Welcome! This is all part of my master thesis at TU Delft, where I try to introduce some perception-based personalization to the process of Query by Example for experience items, such as books and movies, in E-Commerce platforms. This means that users can select an example movie and get similar movies back, but they can choose (to a certain extent) on why the results are similar to the example provided. These experience items are best described by how we perceive them (this book is intense and realistic, or that's a funny and "feel-good" movie), and perception is subjective, so we should be able to select the perception we agree with.
Why do I consider this useful? Well, when we look for experience items like movies or books, most of the times we only know the title of items that what we have already seen or read, or if someone recommended it. But if we want something new for us, we have to explore vast collections of unknown items...where to start? With something that we like! And if we can tune the search by selecting the reason why we liked that item in the first place, we have a better chance of finding something interesting.
For instance, let's say you want to watch something like the Green Mile because it's a good book adaptation with a great story, it doesn't matter if it's very touching and emotional, or if it's a nice and long movie with top-level actors. If you go right now to Netflix or Amazon, trying to find something similar, odds are you'll get any number of T. Hanks movies, along with other movies that people also watched, like Shawshank Redemption. That's great, but not what you're looking for. Furthermore, these systems give no reason behind those similar movies...it's a secret, man. Instead, what I'm trying to do is to show 9 similar movies, and tell you "these 3 are similar because they are also touching and emotional, these 3 are also book adaptations with a great story, and these 3 are also long movies with superior cast" (I know, that last example is a bit weird but it's what the prototype actually did ¯\_(ツ)_/¯ ). Then you can decide which way to go, for example Patriot Games is similar because it's also well adapted from a novel and the story is great. It's an action film about spies, not a drama in jail, but it comes from a book!

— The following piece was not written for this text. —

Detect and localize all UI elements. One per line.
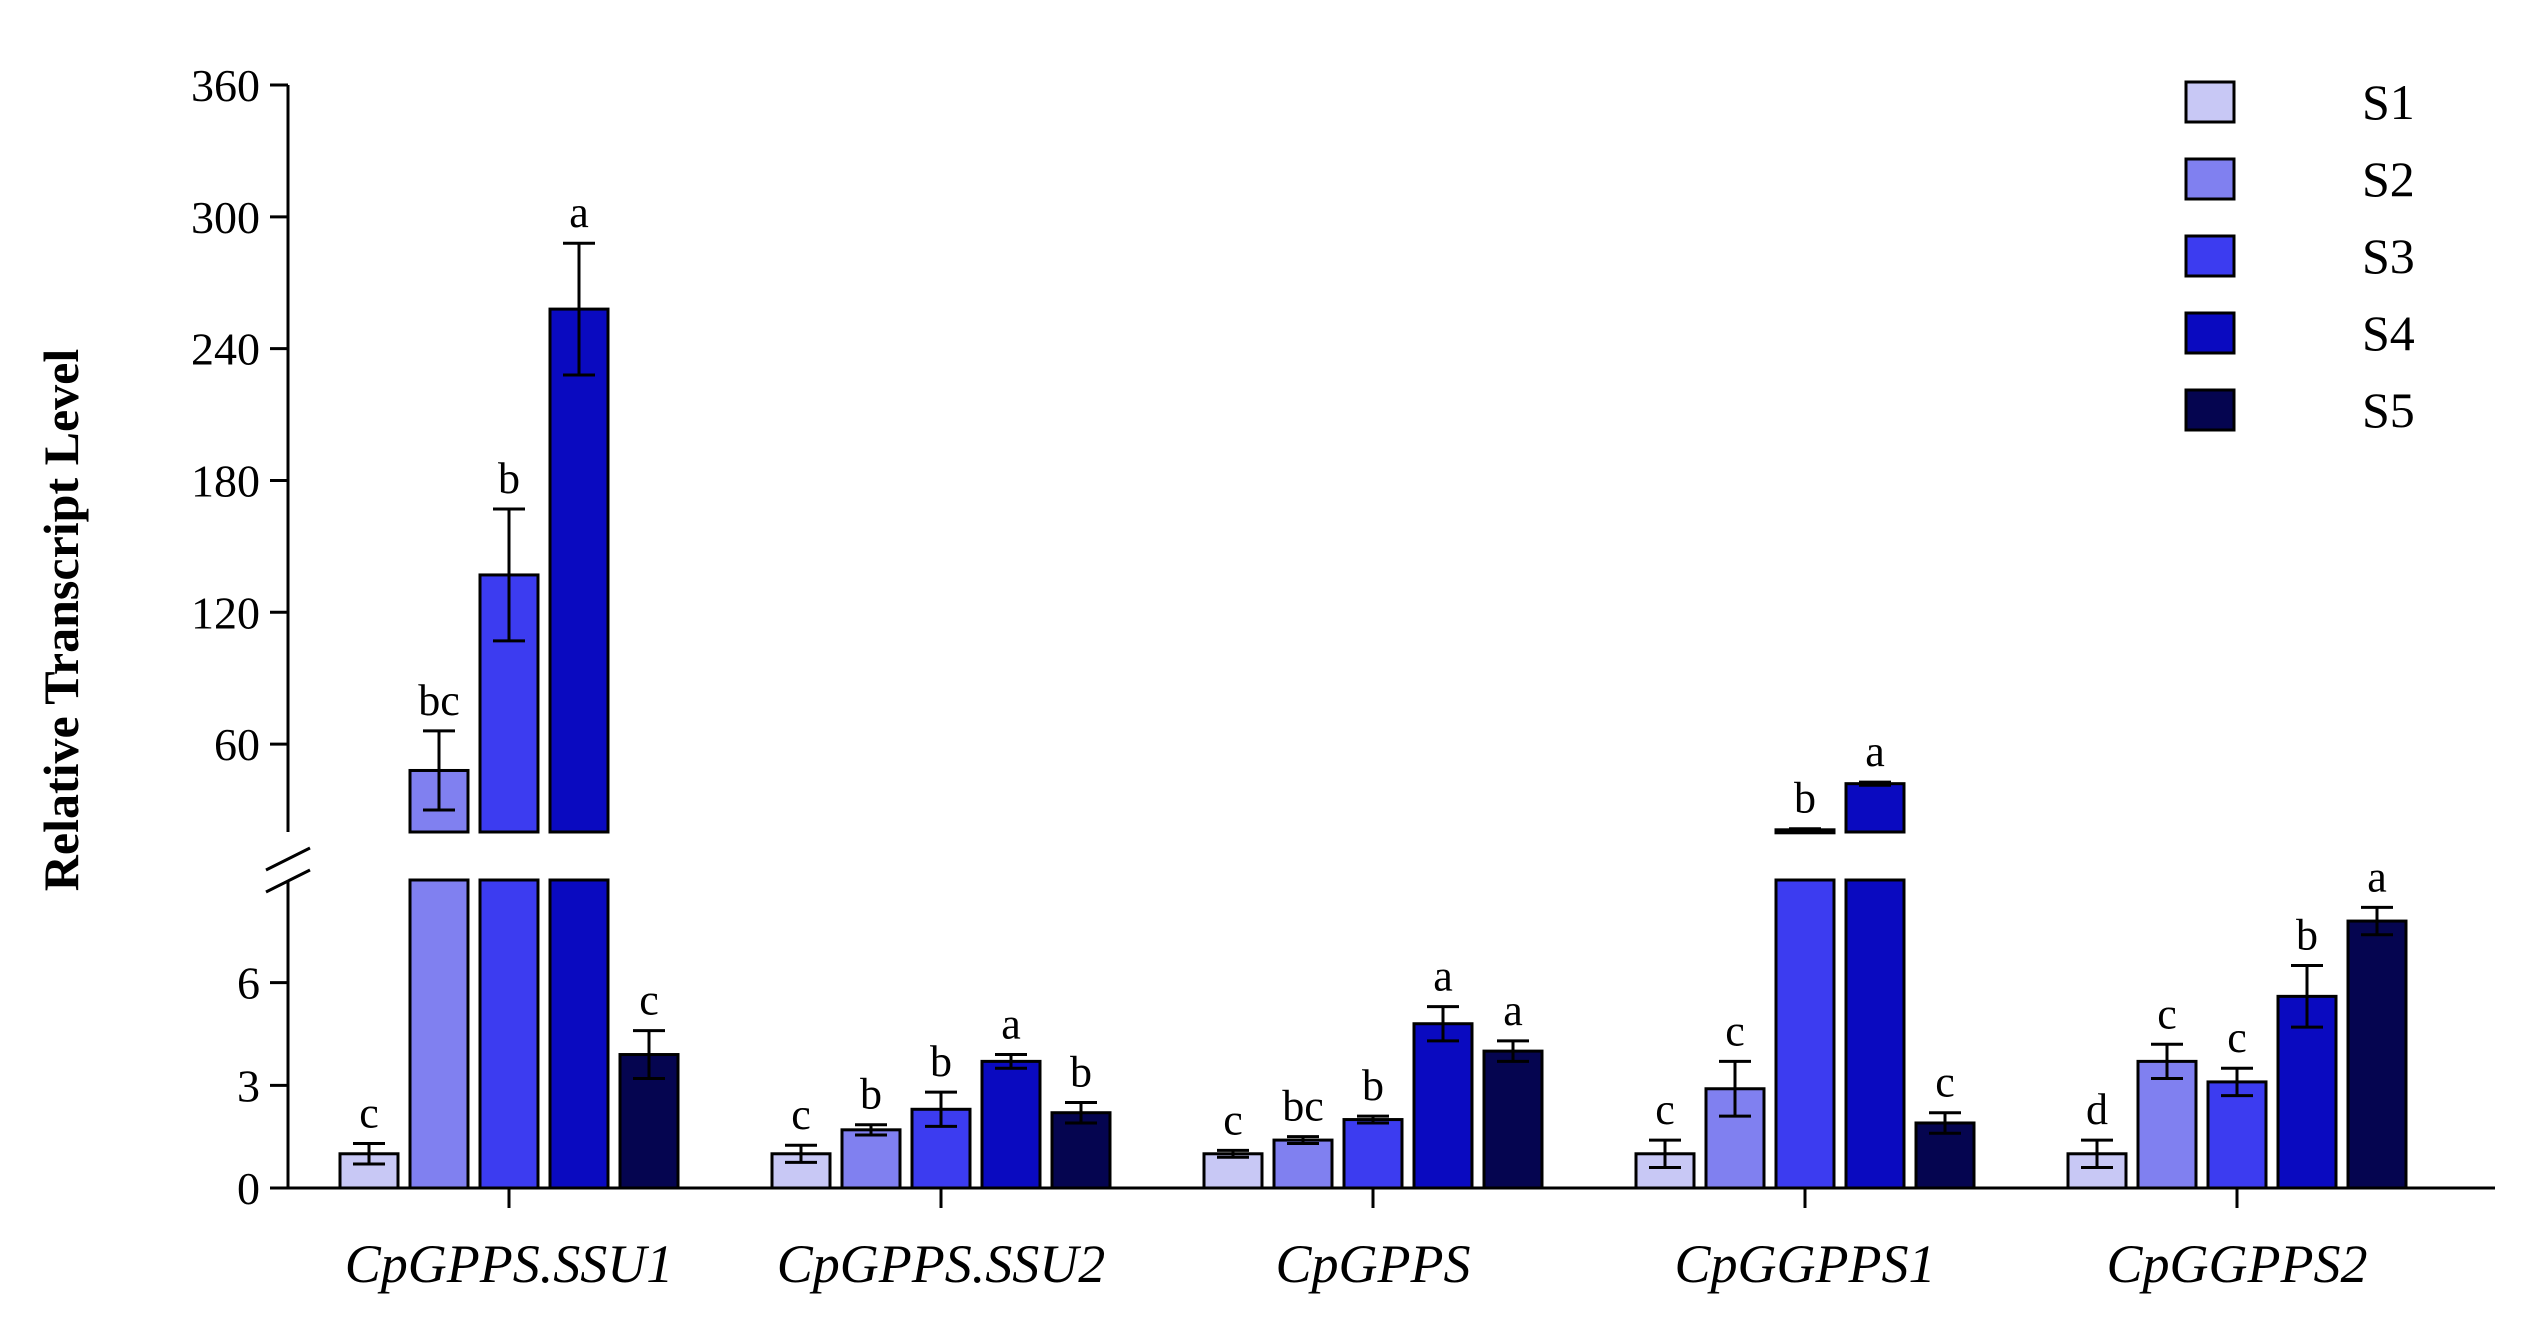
significance-label: b (498, 454, 520, 503)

The challenge with perception is that it is subjective, it varies for everyone and for every item, so it's hard to model it for a database. we can't just decide how people will perceive this book, if players agree that the new gameplay of this videogame is actually engaging, etc. Fortunately, we can find users' perceptions for these items in social media feedback, in particular, we take advantage of user reviews. Users describe their experience with the item, and how they rate those perceptual features I keep talking about:
- This movie is hilarious, I love it -> humor: 10/10
- The story is amazing, the suspense will keep you on the edge of your seat -> story = 9/10, suspense = 8/10
To extract this features and their values, we can use Natural Language Processing methods, that leverage onthologies, mathematical models, machine learning, deep learning, and many, many other tools. We assume they work well enough for our purpose, and researchers will likely keep working on them and improving their performance, so good for them and for us. We have a numerical representation, or Perceptual Tuple, for every feedback document or review, now what?
The next step is to make sense of hundreds or thousands of Perceptual Tuples for every item. We argue that while every PT represents a single review, not all reviews have a completely individual experience, but they share some common perspective, they are...Shared Perspectives! This is the killer feature, we group together similar PTs, instead taking the average or adding all the values for the item into one (like systems do today). If we select a central Tuple from each Shared Perspective, we can use those Shared Perspective Tuples to find movies that were perceived in a similar way by the users, awesome!
The process can be simplified to be quite straightforward, if we can encode user feedback (such as reviews) into Perceptual Tuples(PT), and we apply a clustering algorithm on the PTs for every item, we get Shared Perspectives (SPs). Then the Shared Perspective Tuples, center of those SPs, can be the representation of the item in a Query by Example, so a system is able to find the items with most similar experiences by users.
Feel free to check the Wiki or even the thesis report for more!
Disclaimer: The code is not optimal, many for loops could be lambdas, some lists would be better as some special dictionary, etc. But during the processing and implementation I wasn't feeling very adventurous (like using a calculator to do 2+2 in a test, just to be sure). I'll be working on this continuously, maybe you can help too!